Menurut Najwa Shihab hanya perlu satu buku untuk jatuh cinta. Tapi rasa ingin tahu yang makin luntur karena teralihkan ke dunia pop itu justru membuat remaja sulit pdkt dengan buku. Lantas Bang Woks memberi satu gagasan untuk "Piknik Ke Buku".

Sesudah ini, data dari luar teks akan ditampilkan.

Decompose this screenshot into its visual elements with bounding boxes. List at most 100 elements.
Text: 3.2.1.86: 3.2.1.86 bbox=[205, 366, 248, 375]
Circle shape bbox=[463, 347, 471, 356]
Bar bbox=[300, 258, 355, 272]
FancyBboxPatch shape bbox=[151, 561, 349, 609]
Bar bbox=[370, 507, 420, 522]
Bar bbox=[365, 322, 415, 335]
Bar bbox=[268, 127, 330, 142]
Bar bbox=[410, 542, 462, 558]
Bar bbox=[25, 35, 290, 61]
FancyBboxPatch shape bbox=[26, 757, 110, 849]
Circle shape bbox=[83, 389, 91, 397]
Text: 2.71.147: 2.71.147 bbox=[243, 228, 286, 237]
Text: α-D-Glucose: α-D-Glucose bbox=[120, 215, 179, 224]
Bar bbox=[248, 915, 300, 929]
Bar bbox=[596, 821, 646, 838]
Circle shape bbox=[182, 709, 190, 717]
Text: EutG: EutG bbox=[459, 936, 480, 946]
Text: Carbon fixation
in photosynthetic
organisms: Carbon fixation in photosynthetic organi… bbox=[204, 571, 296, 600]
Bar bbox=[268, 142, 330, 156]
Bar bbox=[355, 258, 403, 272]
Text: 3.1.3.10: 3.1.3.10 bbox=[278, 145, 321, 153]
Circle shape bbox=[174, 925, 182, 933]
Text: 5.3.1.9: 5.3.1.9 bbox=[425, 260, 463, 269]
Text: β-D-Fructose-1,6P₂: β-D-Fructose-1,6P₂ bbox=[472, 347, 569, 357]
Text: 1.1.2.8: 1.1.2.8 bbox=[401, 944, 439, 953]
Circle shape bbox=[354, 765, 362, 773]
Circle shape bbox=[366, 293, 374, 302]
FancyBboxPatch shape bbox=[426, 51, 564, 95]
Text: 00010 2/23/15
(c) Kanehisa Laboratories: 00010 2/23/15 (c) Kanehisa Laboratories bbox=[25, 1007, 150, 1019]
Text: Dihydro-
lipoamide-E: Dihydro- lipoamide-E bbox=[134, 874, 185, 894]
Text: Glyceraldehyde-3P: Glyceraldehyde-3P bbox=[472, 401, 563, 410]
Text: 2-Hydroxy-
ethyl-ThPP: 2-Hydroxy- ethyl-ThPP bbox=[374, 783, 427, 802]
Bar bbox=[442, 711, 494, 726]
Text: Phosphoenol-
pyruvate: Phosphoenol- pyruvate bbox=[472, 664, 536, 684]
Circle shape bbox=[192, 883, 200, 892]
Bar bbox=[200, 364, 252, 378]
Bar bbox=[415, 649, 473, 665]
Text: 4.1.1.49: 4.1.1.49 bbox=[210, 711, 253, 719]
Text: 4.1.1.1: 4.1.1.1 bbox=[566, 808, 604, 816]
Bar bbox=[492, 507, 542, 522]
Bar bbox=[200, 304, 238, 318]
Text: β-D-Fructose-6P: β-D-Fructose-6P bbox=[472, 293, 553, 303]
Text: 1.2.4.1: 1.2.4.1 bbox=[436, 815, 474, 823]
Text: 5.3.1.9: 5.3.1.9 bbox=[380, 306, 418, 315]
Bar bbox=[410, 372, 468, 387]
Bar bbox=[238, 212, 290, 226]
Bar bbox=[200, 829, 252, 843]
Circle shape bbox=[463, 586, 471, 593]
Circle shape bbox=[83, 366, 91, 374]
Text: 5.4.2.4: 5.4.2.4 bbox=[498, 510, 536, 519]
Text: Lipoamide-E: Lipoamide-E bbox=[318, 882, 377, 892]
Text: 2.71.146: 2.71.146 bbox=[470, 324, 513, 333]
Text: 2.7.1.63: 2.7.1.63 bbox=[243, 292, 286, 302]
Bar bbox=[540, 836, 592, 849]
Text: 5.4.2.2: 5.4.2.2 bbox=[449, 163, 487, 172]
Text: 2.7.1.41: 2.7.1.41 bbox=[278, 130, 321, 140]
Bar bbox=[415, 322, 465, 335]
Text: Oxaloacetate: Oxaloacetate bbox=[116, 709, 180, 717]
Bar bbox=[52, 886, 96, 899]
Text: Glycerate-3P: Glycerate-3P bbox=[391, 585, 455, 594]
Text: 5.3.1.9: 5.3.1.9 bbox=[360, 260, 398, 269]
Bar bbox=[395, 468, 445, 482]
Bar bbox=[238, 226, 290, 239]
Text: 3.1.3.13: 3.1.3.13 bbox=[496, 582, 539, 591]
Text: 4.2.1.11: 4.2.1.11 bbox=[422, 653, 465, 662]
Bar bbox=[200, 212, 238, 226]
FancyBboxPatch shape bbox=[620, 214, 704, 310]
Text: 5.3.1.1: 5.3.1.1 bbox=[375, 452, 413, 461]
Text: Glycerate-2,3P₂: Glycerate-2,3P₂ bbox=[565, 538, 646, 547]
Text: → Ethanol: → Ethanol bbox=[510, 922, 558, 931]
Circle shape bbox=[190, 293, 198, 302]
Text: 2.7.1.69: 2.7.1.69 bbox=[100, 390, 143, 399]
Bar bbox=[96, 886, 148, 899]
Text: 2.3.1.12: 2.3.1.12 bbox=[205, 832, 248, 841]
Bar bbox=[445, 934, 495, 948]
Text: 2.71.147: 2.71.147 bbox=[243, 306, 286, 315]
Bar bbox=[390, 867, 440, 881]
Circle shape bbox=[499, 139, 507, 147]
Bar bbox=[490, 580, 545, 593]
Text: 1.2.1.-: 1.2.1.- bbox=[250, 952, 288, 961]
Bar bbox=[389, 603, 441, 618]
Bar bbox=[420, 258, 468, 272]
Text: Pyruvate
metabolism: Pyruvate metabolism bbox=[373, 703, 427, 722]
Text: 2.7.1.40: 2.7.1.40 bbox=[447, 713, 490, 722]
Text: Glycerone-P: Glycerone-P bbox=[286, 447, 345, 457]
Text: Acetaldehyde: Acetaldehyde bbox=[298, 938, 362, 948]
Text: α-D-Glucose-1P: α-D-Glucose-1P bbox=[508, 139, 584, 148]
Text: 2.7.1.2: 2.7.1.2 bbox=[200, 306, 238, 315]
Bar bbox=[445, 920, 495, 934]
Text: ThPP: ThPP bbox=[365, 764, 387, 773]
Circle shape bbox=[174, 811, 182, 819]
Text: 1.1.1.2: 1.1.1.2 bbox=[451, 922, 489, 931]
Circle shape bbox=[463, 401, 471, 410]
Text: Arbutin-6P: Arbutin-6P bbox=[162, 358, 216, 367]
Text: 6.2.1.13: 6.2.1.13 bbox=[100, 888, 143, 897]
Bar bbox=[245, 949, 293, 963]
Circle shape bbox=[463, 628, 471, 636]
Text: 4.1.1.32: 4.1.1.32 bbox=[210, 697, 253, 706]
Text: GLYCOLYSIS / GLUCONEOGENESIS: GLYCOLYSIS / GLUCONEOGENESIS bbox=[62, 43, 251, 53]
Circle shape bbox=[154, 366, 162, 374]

Sebelumnya ia menjelaskan bahwa sebenarnya orang-orang telah membangun tradisi membaca menulis sejak lama yaitu sejak di sekolah dasar. Bisa dibayangkan sejak di SD hingga kuliah sekitar 16 tahun kita diajari membaca menulis bahkan kita tak bisa jauh dari tradisi literasi dasar itu. Tapi mengapa kini kita sendiri yang justru meruntuhkannya. Tradisi yang sudah dibangun lama itu kini justru malah ditinggalkan. Padahal di era digital seperti saat ini tradisi tersebut sangatlah penting digalakkan.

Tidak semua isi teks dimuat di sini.